International News

Yemen Child casualties of political face-off

Mohammed Munif’s three daughters were stunned by the sight of their teacher bleeding from the head after being hit by a stone during a protest, and further traumatised when their 12-year-old brother Ahmad was hit by a stray bullet in Yemen’s highland city of Taiz on April 3.

Still wearing his blood-stained uniform, according to Ahmad the bullet was fired as security forces used live ammunition to disperse an anti-government protest heading towards the presidential palace. For the three girls, aged 7-11, the incident has heightened their fears. “My eldest daughter Sarah saw her female teacher bleeding from her head after ‘thugs’ hurled stones at a female teachers’ protest in end March,” says Mohammed Munif (40). “Now, she is scared. She refuses to go to school without my escorting her.” Many other children in Yemen (pop.24 million) have been affected by the violence that has accompanied nationwide protests which began in February against the prolonged 33-year rule of President Ali Abdullah Saleh.

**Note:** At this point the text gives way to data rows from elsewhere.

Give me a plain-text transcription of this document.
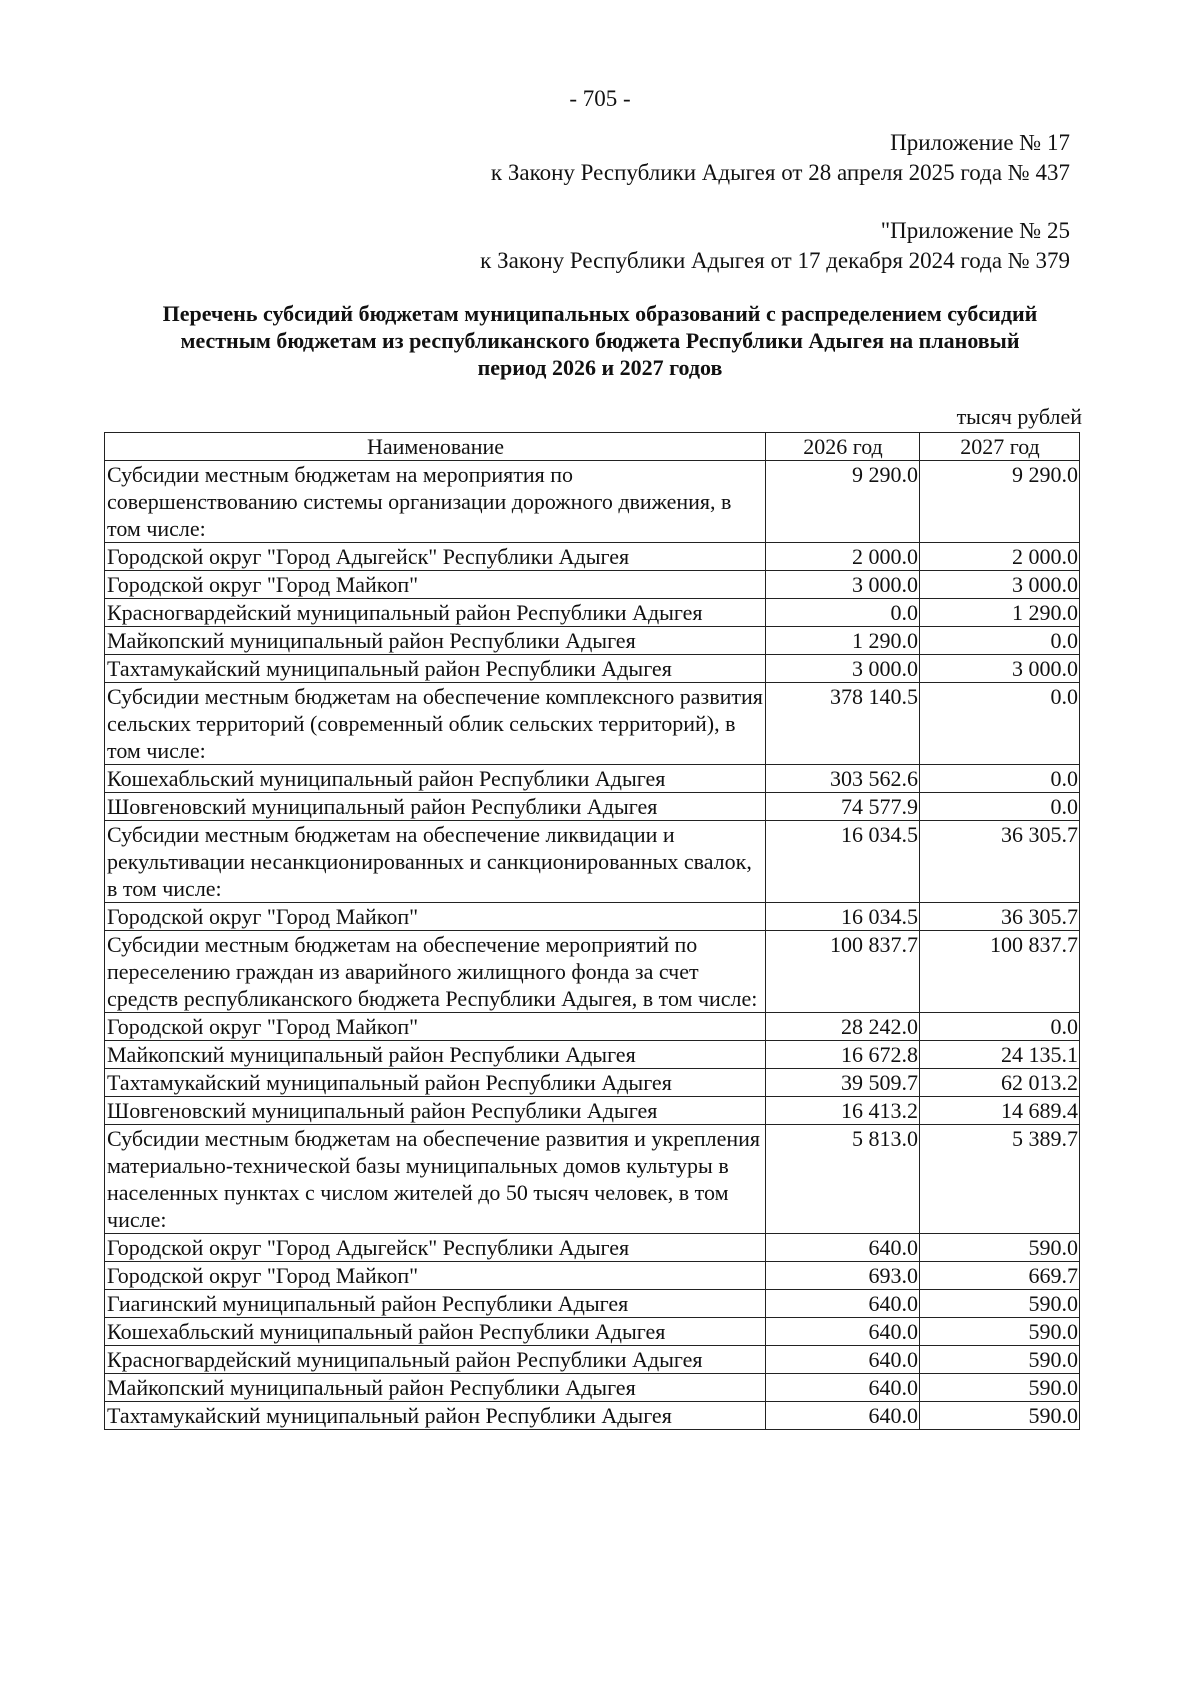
- 705 -
Приложение № 17
к Закону Республики Адыгея от 28 апреля 2025 года № 437
"Приложение № 25
к Закону Республики Адыгея от 17 декабря 2024 года № 379
Перечень субсидий бюджетам муниципальных образований с распределением субсидий
местным бюджетам из республиканского бюджета Республики Адыгея на плановый
период 2026 и 2027 годов
тысяч рублей
Наименование	2026 год	2027 год
Субсидии местным бюджетам на мероприятия по совершенствованию системы организации дорожного движения, в том числе:	9 290.0	9 290.0
Городской округ "Город Адыгейск" Республики Адыгея	2 000.0	2 000.0
Городской округ "Город Майкоп"	3 000.0	3 000.0
Красногвардейский муниципальный район Республики Адыгея	0.0	1 290.0
Майкопский муниципальный район Республики Адыгея	1 290.0	0.0
Тахтамукайский муниципальный район Республики Адыгея	3 000.0	3 000.0
Субсидии местным бюджетам на обеспечение комплексного развития сельских территорий (современный облик сельских территорий), в том числе:	378 140.5	0.0
Кошехабльский муниципальный район Республики Адыгея	303 562.6	0.0
Шовгеновский муниципальный район Республики Адыгея	74 577.9	0.0
Субсидии местным бюджетам на обеспечение ликвидации и рекультивации несанкционированных и санкционированных свалок, в том числе:	16 034.5	36 305.7
Городской округ "Город Майкоп"	16 034.5	36 305.7
Субсидии местным бюджетам на обеспечение мероприятий по переселению граждан из аварийного жилищного фонда за счет средств республиканского бюджета Республики Адыгея, в том числе:	100 837.7	100 837.7
Городской округ "Город Майкоп"	28 242.0	0.0
Майкопский муниципальный район Республики Адыгея	16 672.8	24 135.1
Тахтамукайский муниципальный район Республики Адыгея	39 509.7	62 013.2
Шовгеновский муниципальный район Республики Адыгея	16 413.2	14 689.4
Субсидии местным бюджетам на обеспечение развития и укрепления материально-технической базы муниципальных домов культуры в населенных пунктах с числом жителей до 50 тысяч человек, в том числе:	5 813.0	5 389.7
Городской округ "Город Адыгейск" Республики Адыгея	640.0	590.0
Городской округ "Город Майкоп"	693.0	669.7
Гиагинский муниципальный район Республики Адыгея	640.0	590.0
Кошехабльский муниципальный район Республики Адыгея	640.0	590.0
Красногвардейский муниципальный район Республики Адыгея	640.0	590.0
Майкопский муниципальный район Республики Адыгея	640.0	590.0
Тахтамукайский муниципальный район Республики Адыгея	640.0	590.0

School heads are concerned the escalating violence is adversely affecting not only students’ attendance, but behaviour and performance as well. “Children are becoming more aggressive and have a greater tendency to fight,” Jamila al-Mujahid, principal of the Sana’a-based Muadh Ibn Jabal School, told the United Nations Children’s Fund (Unicef).

According to local NGO Seyaj Organisation for Childhood Protection (SOCP), at least 22 children were killed and more than 200 injured during the protests in March this year, while Unicef estimates 19 children have been killed since the protests began. “This is an estimated 20 percent of the total number of casualties and is very alarming,” says George Abu-Zulof, a Unicef child protection specialist. Of the 52 people shot dead during a massive crackdown on protesters in front of Sana’a University on March 18, at least two were children — killed within 250 metres from their home.

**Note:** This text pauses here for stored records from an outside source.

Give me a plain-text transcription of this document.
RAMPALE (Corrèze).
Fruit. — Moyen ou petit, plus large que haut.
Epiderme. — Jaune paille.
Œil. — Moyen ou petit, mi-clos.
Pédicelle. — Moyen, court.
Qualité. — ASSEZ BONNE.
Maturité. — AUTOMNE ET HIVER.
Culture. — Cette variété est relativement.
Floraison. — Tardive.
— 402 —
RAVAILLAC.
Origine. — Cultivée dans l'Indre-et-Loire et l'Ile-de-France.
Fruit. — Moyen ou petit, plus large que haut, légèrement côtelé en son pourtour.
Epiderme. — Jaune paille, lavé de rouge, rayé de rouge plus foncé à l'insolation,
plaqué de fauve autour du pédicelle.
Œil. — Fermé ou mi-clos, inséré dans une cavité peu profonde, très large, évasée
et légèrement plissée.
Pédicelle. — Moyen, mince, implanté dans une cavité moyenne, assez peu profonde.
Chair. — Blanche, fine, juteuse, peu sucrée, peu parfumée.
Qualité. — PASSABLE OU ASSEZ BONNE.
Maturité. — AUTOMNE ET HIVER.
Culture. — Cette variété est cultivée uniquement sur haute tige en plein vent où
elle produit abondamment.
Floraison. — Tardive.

Speaking to the Yemen Observer Samir al-Mathaji, general secretary of the NGO My Childhood Organisation, accused all political organisations, including the six-party opposition coalition known as the Joint Meeting Parties (JMP) and the ruling General People’s Congress party (GPC), of using children in demonstrations. “This is a breach of all international conventions on child rights, since children are not aware of the purposes of these demonstrations,” he says.

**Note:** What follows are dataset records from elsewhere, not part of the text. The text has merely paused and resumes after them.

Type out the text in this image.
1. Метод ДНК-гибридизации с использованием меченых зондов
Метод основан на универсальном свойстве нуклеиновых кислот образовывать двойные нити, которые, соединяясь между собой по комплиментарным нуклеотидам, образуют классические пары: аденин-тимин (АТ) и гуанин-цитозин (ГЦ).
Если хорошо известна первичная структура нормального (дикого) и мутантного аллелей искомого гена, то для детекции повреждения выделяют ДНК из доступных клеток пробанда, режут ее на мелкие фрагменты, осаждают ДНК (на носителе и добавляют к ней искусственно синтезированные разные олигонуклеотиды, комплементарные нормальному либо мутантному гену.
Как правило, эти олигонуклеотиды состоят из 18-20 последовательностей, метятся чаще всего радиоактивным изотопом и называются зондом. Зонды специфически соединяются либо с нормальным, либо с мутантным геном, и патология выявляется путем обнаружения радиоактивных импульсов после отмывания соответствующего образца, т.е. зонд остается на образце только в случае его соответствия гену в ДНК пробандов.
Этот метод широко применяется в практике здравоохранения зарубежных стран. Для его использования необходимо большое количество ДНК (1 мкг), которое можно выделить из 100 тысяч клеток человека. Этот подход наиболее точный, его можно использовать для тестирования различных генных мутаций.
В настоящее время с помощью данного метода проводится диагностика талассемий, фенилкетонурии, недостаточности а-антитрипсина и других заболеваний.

Education minister Abdul-Salam al-Jawfi has warned that the government will punish all persons involving children in protests and called upon protesters to respect schools. “We will not be lenient with irresponsible individuals attempting to undermine the educational process,” he said, following reports that some protesters in Aden had threatened to burn down schools if teachers and pupils refused to join the protests.